A demanda americana pode até ser tomada como piada de mau gosto no agronegócio brasileiro, mas reflete a persistente suspeita em relação ao desempenho das exportações brasileiras de commodities. Assim, acusados na negociação global por causa de sua resistência em cortar subsídios domésticos, os Estados Unidos resolveram atacar onde acham que os outros têm pecados.

Estudo recente da Organização para Cooperação e Desenvolvimento Econômico (OCDE) confirmou que houve aumento nos subsídios no Brasil, mas que eles "ainda são muito abaixo" da média dos países ricos e do que o país pode conceder pelo atual acordo agrícola da Organização Mundial do Comércio (OMC).

Há dois anos, outro estudo da OCDE já havia irritado Washington ao colocar o Brasil acima de suspeitas. Concluiu que o subsídio brasileiro representou apenas 3% do valor da produção agrícola no período 2002/04, insignificante em relação aos 30%, em média, pagos pelos países ricos.

Agora, o novo estudo, atualizado, mostra que, em 2004, 4% da renda do agricultor brasileiro era subvenção, e a cifra passou para 6% em 2005. Mas a OCDE deixa claro que não há comparação com o que se passa nos seus países-membros. A estimativa é que nesses países a ajuda com agricultura fica em US$ 1 bilhão por dia. No Brasil, segundo a OCDE, a política de garantia de preços chegou a US$ 1,3 bilhão em 2005 e outros pagamentos subiram 44%, somando US$ 2,8 bilhões, com juros subsidiados para investimento, por exemplo.

Segundo a OCDE, a maior proteção no Brasil continua sendo dada para arroz, milho, algodão e trigo. Um analista estima que a demanda dos Estados Unidos poderia atingir os programas de ajuda do governo à agricultura familiar, se fosse aceita, o que parece fora de questão.

A própria OCDE concluiu de novo que a subvenção total à agricultura brasileira ficou, na média, em 0,68% do Produto Interno Bruto (PIB) em 2003-2005, "bem abaixo" da média de 1,14% nos países ricos, "mesmo se a agricultura no Brasil tem uma fatia muito maior na renda nacional do que nos industrializados".

Uma fonte afirma que, no ano passado, o Brasil deu mais subvenções para soja e milho, por causa da crise no setor e do câmbio valorizado. Além disso, não passou despercebido o montante bilionário que o presidente Lula liberou para os agricultores dois dias antes da eleição.

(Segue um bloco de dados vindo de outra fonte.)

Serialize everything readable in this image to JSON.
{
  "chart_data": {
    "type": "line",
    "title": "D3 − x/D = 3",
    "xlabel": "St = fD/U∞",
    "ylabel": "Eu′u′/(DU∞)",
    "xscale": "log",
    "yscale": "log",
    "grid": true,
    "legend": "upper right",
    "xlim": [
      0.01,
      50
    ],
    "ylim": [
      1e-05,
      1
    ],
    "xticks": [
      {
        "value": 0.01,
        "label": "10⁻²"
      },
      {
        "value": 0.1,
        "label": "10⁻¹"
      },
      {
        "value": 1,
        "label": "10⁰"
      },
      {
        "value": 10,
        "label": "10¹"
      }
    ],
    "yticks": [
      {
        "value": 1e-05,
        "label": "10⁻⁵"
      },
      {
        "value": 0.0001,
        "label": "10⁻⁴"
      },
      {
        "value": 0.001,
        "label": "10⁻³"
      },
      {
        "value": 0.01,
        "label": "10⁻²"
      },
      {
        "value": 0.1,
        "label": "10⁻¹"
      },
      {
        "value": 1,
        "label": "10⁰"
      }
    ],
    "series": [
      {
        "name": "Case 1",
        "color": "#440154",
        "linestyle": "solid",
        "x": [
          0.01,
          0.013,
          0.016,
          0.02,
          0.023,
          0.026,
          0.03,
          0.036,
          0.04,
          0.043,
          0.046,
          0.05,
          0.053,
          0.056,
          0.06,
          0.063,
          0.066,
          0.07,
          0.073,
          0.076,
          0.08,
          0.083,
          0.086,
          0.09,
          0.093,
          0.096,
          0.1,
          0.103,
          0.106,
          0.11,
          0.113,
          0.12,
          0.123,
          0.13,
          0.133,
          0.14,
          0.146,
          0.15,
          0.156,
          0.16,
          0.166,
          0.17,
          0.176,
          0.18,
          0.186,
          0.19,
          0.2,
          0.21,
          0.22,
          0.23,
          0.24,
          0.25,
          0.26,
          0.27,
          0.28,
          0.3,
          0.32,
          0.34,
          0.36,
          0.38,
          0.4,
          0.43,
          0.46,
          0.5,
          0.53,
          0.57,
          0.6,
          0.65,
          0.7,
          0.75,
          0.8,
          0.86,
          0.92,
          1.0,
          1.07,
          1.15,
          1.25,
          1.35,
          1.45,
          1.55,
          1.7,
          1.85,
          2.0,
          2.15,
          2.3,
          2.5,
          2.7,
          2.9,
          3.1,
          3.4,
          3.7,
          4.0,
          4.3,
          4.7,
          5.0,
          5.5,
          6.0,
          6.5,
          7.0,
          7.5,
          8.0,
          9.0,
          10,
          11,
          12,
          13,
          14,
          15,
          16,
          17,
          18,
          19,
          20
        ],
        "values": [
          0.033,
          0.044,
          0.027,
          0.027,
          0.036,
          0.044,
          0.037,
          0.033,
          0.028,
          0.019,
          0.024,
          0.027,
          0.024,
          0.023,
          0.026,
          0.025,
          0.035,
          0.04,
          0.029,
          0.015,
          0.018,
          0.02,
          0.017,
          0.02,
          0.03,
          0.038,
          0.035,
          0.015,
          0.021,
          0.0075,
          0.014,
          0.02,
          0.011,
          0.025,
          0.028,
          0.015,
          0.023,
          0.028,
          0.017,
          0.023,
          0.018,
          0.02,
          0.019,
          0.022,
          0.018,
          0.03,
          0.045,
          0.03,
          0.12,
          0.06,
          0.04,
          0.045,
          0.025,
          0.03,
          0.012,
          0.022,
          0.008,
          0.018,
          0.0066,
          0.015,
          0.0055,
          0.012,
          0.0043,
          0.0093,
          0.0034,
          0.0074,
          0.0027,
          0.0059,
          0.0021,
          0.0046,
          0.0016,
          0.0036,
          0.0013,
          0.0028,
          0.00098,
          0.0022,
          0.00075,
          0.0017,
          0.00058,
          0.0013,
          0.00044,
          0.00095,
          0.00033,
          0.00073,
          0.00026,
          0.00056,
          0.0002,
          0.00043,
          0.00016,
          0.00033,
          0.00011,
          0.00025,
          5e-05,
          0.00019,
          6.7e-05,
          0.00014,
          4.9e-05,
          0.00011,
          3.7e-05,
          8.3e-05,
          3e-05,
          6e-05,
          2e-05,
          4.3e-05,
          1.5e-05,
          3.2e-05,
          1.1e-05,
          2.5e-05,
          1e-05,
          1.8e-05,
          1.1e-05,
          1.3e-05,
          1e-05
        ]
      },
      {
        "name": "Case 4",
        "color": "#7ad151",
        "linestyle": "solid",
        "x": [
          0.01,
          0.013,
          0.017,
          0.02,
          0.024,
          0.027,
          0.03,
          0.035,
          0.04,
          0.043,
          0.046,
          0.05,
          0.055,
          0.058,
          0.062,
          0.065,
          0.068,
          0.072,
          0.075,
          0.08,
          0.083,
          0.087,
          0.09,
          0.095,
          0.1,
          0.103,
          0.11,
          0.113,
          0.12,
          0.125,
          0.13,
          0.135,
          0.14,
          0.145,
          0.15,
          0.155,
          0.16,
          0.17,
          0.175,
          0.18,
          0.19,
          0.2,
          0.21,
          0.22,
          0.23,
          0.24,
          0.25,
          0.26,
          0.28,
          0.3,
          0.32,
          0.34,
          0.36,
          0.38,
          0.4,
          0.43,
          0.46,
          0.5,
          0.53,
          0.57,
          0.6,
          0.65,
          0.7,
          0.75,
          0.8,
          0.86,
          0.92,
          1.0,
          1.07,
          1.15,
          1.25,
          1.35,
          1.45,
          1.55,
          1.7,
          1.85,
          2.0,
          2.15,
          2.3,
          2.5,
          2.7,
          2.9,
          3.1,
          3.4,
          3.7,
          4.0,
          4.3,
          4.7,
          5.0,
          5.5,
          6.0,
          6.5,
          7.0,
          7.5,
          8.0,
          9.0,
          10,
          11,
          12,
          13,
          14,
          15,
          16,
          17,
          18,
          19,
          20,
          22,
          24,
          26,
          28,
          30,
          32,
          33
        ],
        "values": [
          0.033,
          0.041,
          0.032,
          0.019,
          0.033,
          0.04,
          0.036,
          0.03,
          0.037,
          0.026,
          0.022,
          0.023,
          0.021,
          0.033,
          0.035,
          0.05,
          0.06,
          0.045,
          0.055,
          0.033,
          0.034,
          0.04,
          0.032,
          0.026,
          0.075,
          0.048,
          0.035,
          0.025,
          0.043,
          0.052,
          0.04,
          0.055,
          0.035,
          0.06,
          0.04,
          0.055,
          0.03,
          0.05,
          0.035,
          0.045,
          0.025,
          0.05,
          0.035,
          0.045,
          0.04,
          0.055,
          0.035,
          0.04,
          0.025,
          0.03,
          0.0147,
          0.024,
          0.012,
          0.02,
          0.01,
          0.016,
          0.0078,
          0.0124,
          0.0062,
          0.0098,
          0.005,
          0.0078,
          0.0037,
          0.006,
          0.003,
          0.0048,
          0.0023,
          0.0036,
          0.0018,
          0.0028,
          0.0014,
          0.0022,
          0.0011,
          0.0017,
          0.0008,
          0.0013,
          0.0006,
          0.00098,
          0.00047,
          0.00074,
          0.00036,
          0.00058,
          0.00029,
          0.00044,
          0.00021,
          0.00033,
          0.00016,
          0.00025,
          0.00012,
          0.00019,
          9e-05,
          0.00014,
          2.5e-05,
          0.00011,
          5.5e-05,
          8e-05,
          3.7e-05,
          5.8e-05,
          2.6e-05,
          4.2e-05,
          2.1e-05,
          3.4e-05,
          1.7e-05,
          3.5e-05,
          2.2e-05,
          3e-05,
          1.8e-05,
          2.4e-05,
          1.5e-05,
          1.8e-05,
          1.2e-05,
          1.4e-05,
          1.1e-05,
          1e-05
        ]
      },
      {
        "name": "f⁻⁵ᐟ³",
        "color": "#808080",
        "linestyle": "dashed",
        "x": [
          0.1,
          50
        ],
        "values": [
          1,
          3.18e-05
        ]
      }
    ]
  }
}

Desde que as exportações brasileiras de commodities começaram a incomodar os produtores dos países industrializados, há quatro anos, os americanos não cessam de averiguar se a produção agrícola seria subsidiada no país. O senador republicano Charles Grassley, republicano do Iowa, Estado produtor de soja e milho, mandou um centro de pesquisa do Congresso americano investigar a agricultura brasileira. A constatação dos pesquisadores foi de que o desempenho brasileiro não depende de subvenção.

É nesse cenário de temor da competitividade brasileira que são alimentadas as reações defensivas na OMC.